# Train-Rite / Bumper Boy



## Tom D (Jan 3, 2003)

I saw an ad for Train-Rite retired gun that said it was compatible with Bumper Boys. Has anyone tried the BB as a remote release for the Train- Rite ? This would be great, the last thing you need is another transmitter in your hand

Thanks in advance
Tom D


----------



## silver1108 (Feb 27, 2005)

Hi
I have three derby doubles and one train rite retirerd gun. I operate them all off the same control and they work great.I would buy another train rite so that I can do a double retirerd gun. They work really good


----------



## mjh345 (Jun 17, 2006)

Does the train rite take a place on the BB remote. 
For instance the BB remote will operate up to 4 BB's; if you used the train rite- retired gun would that mean you could only run 3 BB's with 1 train rite 2 BB's with 2 train rites etc?
In order to do a quad with 2 retired guns, would you need 2 remotes?
Thanks


----------



## silver1108 (Feb 27, 2005)

No
On your bumber boy remote is a seperate button for motion.

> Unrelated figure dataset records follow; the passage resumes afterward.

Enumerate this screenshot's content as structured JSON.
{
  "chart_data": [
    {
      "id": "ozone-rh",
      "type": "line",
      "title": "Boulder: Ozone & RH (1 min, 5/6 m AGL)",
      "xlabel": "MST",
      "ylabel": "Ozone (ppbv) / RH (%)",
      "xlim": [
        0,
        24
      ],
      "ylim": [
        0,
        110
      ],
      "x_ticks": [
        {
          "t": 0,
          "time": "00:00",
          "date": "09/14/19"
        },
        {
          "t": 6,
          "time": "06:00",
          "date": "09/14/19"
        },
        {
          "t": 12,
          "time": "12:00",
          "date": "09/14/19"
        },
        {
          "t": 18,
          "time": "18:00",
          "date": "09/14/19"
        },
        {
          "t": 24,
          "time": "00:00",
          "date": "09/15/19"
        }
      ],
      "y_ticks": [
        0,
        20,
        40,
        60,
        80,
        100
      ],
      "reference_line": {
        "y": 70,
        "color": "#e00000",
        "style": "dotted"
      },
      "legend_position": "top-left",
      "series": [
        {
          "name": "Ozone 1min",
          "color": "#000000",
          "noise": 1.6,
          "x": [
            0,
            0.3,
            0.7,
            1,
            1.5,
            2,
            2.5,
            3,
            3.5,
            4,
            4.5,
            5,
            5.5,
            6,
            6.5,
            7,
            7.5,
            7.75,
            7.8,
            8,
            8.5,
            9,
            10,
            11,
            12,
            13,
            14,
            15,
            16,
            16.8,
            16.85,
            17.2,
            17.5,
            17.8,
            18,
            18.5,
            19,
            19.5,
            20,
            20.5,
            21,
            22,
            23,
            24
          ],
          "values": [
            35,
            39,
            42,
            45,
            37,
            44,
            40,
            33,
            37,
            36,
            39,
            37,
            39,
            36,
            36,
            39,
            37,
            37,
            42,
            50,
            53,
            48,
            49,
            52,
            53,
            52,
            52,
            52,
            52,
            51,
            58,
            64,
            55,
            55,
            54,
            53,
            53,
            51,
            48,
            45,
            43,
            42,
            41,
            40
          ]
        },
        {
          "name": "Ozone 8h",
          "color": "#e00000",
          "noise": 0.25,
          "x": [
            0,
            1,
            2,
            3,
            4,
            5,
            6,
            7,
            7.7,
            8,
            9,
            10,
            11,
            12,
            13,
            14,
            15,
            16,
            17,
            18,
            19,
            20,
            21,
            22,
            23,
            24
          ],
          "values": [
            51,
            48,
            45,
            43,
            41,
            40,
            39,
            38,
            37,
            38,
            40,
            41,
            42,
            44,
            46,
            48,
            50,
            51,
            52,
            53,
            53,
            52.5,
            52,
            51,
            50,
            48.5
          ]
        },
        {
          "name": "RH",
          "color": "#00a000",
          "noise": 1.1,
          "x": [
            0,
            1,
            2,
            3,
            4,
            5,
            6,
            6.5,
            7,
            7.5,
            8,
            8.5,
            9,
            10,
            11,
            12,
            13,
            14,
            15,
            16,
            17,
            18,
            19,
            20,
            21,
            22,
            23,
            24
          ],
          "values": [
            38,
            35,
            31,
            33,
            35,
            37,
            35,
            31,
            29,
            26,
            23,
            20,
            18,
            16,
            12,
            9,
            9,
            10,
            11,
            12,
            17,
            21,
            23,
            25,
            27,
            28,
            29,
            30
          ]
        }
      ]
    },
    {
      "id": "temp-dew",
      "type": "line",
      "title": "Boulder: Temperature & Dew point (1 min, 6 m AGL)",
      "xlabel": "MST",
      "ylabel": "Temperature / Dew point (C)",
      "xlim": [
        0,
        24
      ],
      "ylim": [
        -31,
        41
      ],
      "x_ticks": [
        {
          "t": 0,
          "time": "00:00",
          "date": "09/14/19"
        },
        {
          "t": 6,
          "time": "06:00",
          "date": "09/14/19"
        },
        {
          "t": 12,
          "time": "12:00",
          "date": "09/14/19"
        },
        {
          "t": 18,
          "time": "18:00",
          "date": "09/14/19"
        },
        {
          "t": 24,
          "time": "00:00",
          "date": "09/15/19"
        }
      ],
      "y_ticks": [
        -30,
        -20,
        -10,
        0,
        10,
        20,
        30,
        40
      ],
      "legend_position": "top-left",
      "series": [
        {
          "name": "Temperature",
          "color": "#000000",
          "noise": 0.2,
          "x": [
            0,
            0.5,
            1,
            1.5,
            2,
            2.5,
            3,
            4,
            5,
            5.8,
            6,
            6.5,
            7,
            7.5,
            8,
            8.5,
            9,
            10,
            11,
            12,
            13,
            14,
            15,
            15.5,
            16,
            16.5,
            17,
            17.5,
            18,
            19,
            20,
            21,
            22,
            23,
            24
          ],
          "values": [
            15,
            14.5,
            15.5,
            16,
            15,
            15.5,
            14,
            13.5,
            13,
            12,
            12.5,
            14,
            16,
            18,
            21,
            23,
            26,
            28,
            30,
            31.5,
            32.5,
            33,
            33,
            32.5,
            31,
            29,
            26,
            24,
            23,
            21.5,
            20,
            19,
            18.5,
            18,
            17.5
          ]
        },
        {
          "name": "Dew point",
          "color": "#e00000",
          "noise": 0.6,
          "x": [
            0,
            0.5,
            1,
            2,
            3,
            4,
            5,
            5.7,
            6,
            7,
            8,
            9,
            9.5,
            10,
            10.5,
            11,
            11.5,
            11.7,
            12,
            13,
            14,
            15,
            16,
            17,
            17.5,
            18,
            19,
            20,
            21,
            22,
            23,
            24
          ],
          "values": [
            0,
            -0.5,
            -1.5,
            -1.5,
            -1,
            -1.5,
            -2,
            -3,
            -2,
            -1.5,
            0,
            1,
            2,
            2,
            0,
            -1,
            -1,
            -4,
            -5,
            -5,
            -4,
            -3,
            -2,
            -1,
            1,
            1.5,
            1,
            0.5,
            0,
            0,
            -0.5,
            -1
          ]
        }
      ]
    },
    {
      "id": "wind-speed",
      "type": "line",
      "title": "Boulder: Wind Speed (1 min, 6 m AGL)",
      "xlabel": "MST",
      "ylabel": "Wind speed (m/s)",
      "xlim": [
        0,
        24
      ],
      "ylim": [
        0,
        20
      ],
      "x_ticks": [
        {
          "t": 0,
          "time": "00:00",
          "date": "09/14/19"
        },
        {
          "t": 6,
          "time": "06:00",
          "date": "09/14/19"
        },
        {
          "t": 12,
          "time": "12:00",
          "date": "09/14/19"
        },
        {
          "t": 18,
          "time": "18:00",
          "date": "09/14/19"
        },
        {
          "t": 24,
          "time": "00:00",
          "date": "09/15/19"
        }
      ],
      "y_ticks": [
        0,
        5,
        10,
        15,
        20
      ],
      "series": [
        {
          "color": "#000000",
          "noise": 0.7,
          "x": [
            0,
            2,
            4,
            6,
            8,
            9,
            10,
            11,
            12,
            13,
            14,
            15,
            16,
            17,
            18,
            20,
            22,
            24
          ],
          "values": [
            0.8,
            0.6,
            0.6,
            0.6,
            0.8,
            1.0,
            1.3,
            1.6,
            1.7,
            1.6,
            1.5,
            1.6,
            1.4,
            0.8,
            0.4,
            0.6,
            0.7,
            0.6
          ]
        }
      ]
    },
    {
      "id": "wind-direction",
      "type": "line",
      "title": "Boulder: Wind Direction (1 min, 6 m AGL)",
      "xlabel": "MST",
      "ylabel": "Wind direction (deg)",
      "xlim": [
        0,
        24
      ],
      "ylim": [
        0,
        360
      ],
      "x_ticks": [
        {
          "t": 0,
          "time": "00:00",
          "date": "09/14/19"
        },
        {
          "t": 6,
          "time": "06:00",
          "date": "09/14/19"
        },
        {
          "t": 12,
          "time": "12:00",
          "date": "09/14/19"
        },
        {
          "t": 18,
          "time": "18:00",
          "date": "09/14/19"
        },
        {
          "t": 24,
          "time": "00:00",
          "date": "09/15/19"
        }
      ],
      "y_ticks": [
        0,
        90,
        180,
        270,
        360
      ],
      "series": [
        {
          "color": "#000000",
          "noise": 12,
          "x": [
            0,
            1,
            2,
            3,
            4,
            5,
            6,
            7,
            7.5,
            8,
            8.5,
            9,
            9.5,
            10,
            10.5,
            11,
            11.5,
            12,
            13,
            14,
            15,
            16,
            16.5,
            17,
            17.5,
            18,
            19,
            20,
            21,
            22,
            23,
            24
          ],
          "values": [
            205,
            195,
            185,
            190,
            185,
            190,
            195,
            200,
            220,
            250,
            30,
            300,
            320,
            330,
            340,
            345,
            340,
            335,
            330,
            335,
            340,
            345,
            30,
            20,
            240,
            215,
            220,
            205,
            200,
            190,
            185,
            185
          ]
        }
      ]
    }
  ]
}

You could run 4 bumber boys- each with sound and 4 retirerd guns from one transmitter


----------



## Tom D (Jan 3, 2003)

So if I purchase a Train- rite for $99.00 and a $10.00 harness from BB this unit will work off one of my existing BB with out the need for an extra receiver.


----------



## MardiGras (Feb 9, 2004)

We also have a Train Rite and works just fine off one control. We hook a winger and a train rite up at the same gun station and both work fine off one remote.


----------